By this point in history, the average citizen-soldier was literate and could record his thoughts and send them home, where they might be collected and kept safe. Stephenson draws on a massive body of World War I and II letters and memoirs and not only by American, German, or British servicemen (from a Canadian's perspective, a very good thing). This wealth of personal material makes the chapters on the World Wars the book's most powerful and effective.

Where such sources are limited or unavailable, as for the Bronze Age, Stephenson makes creative use of, for example, Homer's Iliad.[3] One would have liked here some discussion of the availability and limitation of source materials and how these factors may compromise a historian's reconstructions. Nearly all of the perspectives Stephenson presents in the first hundred or so pages of his book are those of officers, poets, or other historians.
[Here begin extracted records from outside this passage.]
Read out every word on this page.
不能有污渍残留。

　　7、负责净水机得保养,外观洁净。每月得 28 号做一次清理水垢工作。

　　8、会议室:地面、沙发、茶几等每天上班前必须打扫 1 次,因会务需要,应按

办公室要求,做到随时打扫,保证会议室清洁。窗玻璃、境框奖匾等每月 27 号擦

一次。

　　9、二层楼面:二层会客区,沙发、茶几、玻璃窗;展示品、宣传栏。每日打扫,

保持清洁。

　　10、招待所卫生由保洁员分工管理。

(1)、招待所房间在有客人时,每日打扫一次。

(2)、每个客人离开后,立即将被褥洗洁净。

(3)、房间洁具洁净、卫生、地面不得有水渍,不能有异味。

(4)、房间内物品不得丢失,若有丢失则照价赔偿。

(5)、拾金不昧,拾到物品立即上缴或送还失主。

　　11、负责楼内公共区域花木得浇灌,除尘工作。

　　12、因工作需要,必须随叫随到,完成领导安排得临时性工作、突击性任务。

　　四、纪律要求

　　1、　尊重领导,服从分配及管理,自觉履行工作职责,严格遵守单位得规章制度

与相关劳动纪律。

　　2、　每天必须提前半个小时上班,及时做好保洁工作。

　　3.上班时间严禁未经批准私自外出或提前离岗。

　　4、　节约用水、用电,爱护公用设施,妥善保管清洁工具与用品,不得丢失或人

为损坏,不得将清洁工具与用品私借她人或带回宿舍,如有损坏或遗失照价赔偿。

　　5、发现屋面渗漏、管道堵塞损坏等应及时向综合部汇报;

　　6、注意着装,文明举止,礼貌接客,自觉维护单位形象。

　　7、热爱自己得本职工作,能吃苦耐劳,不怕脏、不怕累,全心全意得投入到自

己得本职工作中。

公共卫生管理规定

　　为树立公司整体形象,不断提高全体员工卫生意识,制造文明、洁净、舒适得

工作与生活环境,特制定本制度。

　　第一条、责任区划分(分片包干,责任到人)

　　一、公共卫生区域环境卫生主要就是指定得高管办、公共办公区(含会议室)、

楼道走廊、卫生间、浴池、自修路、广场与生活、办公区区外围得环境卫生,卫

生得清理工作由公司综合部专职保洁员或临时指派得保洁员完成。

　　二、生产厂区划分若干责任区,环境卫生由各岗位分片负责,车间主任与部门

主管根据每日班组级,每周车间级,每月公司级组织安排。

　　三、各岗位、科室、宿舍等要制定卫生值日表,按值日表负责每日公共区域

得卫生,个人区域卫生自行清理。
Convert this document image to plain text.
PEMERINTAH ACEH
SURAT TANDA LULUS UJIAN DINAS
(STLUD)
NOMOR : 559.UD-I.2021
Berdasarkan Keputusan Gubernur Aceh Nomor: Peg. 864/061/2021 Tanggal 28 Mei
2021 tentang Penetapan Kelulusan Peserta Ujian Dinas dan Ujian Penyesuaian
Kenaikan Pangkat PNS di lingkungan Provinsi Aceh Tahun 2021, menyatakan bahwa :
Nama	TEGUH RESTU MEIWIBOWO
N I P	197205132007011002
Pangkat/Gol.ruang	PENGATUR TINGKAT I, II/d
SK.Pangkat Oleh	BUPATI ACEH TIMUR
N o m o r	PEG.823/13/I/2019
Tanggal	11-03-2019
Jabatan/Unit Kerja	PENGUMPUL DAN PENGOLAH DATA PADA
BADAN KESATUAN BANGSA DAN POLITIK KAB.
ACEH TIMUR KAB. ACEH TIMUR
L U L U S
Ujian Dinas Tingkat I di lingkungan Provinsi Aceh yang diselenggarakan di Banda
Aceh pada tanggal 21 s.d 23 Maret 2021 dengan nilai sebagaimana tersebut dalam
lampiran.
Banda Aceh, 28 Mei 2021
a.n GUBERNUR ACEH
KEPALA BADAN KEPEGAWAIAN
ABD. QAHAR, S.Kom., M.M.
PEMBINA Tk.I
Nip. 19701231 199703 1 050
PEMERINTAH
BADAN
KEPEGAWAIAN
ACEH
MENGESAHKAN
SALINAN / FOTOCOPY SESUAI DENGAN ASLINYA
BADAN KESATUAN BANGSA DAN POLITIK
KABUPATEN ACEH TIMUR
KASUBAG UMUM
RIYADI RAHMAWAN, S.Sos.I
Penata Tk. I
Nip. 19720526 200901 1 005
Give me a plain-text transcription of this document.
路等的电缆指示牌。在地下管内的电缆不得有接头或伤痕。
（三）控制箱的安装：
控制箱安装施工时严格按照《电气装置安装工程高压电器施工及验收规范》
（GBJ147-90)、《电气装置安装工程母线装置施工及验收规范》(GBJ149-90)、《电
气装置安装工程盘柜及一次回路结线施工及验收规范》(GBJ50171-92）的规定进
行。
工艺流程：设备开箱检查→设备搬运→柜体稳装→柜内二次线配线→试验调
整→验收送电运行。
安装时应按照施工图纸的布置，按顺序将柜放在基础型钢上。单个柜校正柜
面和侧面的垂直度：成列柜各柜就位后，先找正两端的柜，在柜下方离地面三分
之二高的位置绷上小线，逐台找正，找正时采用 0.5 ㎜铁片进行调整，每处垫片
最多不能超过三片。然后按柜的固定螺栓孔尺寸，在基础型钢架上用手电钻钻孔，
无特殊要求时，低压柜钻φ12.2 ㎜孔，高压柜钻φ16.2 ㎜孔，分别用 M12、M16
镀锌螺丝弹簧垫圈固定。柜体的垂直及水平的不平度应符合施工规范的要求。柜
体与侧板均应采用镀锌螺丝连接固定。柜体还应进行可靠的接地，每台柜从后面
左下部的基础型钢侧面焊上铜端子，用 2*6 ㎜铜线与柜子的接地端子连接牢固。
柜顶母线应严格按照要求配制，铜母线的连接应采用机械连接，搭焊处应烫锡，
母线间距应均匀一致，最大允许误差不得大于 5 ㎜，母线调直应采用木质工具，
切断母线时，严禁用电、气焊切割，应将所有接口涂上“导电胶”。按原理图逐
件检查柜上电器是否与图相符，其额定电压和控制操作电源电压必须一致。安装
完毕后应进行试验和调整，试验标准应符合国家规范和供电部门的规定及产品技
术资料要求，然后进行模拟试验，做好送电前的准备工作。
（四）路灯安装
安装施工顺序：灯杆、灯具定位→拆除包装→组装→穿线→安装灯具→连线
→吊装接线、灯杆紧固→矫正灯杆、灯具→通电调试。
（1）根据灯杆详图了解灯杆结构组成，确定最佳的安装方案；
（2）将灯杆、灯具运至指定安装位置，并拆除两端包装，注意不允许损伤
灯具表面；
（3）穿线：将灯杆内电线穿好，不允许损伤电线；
The chapter on "modern combat" is the least satisfactory, lumping together counterinsurgency wars in Vietnam, Iraq, and Afghanistan to show that the "end of World War II also marked the end of a compelling and luminous version of heroic warfare" (355), at least for Western soldiers. (Naïvely romantic notions of war live on in crude North Korean propaganda posters, jihadist poetry, and YouTube videos.). The scourge of IEDs, blind booby traps, and enemies without uniforms demoralized soldiers who wished that, for example, the Viet Cong or Taliban insurgents would just stand up and fight. But Vietnam is not Afghanistan (the absence of Soviet accounts of war in that country is puzzling), and the chapter reaches only vague conclusions about death's meaning in the era of modern warfare.

The book has no formal conclusion, perhaps because wars and their aftermaths are still ongoing in Iraq, Afghanistan, and elsewhere, and any attempt to assess definitively their outcome or meaning would quickly be outdated. But Stephenson misses an opportunity to use his considerable store of evidence to answer a question he raises at the close of his Civil War chapter. If war is such a devastating experience (in General Sherman's words, if "war is hell"), why does it continue to exist? Why is it that a man like Oliver Wendell Holmes Jr., wounded and thoroughly disillusioned, resigned his commission, yet less than twenty years later, "Like some American samurai, … discovered a fervent belief in the mystical importance of a warrior's unquestioning obedience unto death" (165). Why, in short, do men so easily forget the atrocities of past wars just in time for the next one? Of course, many historians have fruitfully explored the meaning and memory of death and the heroic ideal after the battle,[4] but we are left to wonder about Stephenson's thoughts on the subject.

This book is a thoughtful, respectful treatment of a difficult subject. Its author deftly balances personal, sometimes extremely graphic accounts of death and mutilation with enlightening historical analyses, steering clear of the purely anecdotal war stories or "pornography of violence" that John Keegan warned against.[5] I recommend The Last Full Measure to both scholars and general readers with any interest in military history.

[1] Of Patriot Battles: How the War of Independence Was Fought (NY: Harper, 2007).

[2] NY: Viking, 1976.

[3] See, e.g., 24–26, where he deploys statistics about the variety and lethality of weapons in the Iliad first compiled by a German physician, H. Frölich, in Militärmedicin Homer's (Stuttgart 1879), and recently revised by K.B. Saunders, "Frölich's Table of Homeric Wounds," Classical Quarterly 54 (2004) 1–17.

[4] See, e.g., Paul Fussell, The Great War and Modern Memory (NY: Oxford U Pr, 1975), and Jonathan Vance, Death So Noble: Memory, Meaning, and the First World War (Vancouver: U British Columbia Pr, 1997).

[5] The Face of Battle (note 2 above) 29.